Wir Grüne wollen dazu beitragen, dass die Eurokrise zügig beendet und der Euro dauerhaft stabilisiert wird. Deswegen werden meine Fraktion und ich dem Gesetz heute zustimmen. Gleichzeitig werden wir noch einmal deutlich machen, dass die Aufstockung und die zusätzlichen Instrumentarien zwar wichtige Maßnahmen sind, um die akuten Krisenherde zu bekämpfen und die Finanzmärkte zu beruhigen, es jetzt jedoch essentiell ist, die Ursachen, die erst zur Entstehung der Krise geführt haben, effektiv anzugehen. Ohne die Spekulationskultur der Finanzmärkte und die Verschuldungskultur der Mitgliedsländer – auch Deutschlands- dauerhaft zu beenden, werden – in meinen Augen – auch die jetzt ergriffenen Maßnahmen keine Rettung bringen.
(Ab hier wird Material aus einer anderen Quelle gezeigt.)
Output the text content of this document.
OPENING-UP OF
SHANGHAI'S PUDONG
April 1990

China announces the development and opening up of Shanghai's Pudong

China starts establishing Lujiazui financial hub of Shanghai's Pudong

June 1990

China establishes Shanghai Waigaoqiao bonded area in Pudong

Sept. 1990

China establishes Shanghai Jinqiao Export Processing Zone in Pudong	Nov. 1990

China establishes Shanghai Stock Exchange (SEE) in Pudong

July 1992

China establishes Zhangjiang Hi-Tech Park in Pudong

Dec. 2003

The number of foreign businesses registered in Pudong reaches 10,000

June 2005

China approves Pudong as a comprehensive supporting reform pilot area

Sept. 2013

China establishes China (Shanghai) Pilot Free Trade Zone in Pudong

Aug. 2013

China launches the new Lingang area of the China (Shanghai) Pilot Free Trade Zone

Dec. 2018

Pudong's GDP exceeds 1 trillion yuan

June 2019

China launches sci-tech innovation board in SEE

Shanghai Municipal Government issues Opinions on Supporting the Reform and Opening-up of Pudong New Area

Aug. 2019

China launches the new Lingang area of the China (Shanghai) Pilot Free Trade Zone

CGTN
Der erweiterte Euro-Rettungsschirm ist eben nur ein Baustein von vielen. Wir brauchen nun zügig den dauerhaften Europäischer Stabilisierungsmechanismus (ESM), der als dauerhafter Krisenmechanismus den Euro stützen kann, indem er klare Regeln für Finanz-Notfälle schafft und spekulative Wetten gegen einzelne Euro-Staaten verhindert. Der ESM wird auch die Beteiligung des Privatsektors ermöglichen, wenn künftig die Insolvenz von EU-Mitgliedsstaaten festgestellt wird. Damit wird der ESM den Weg für ein geordnetes Insolvenzverfahren für Euro-Staaten ebnen. Unsere vollständigen Forderungen und unsere weitergehenden Lösungsansätze für die Beendung der Eurokrise finden Sie in unserem Entschließungsantrag, über den wir heute ebenfalls im Bundestag abgestimmt haben.

An dieser Stelle möchte ich noch auf unser auf der diesjährigen Herbstklausur der grünen Bundestagsfraktion vom 31. August 2011 beschlossenes Papier verweisen. In unserem Beschluss „Für ein starkes Europa und einen europäischen Weg aus der Krise“ finden Sie zahlreiche weitere Informationen.

Ich hoffe, ich konnte Ihnen die Beweggründe meiner Endscheidung ein Stück weit darlegen. Meine Fraktion und ich haben die Entscheidung, die zweifellos zu den wichtigsten des Bundestages überhaupt gehören wird, äußerst ernst genommen und unsere Position, auch in Absprache mit zahlreichen Experten, sorgfältig abgewogen.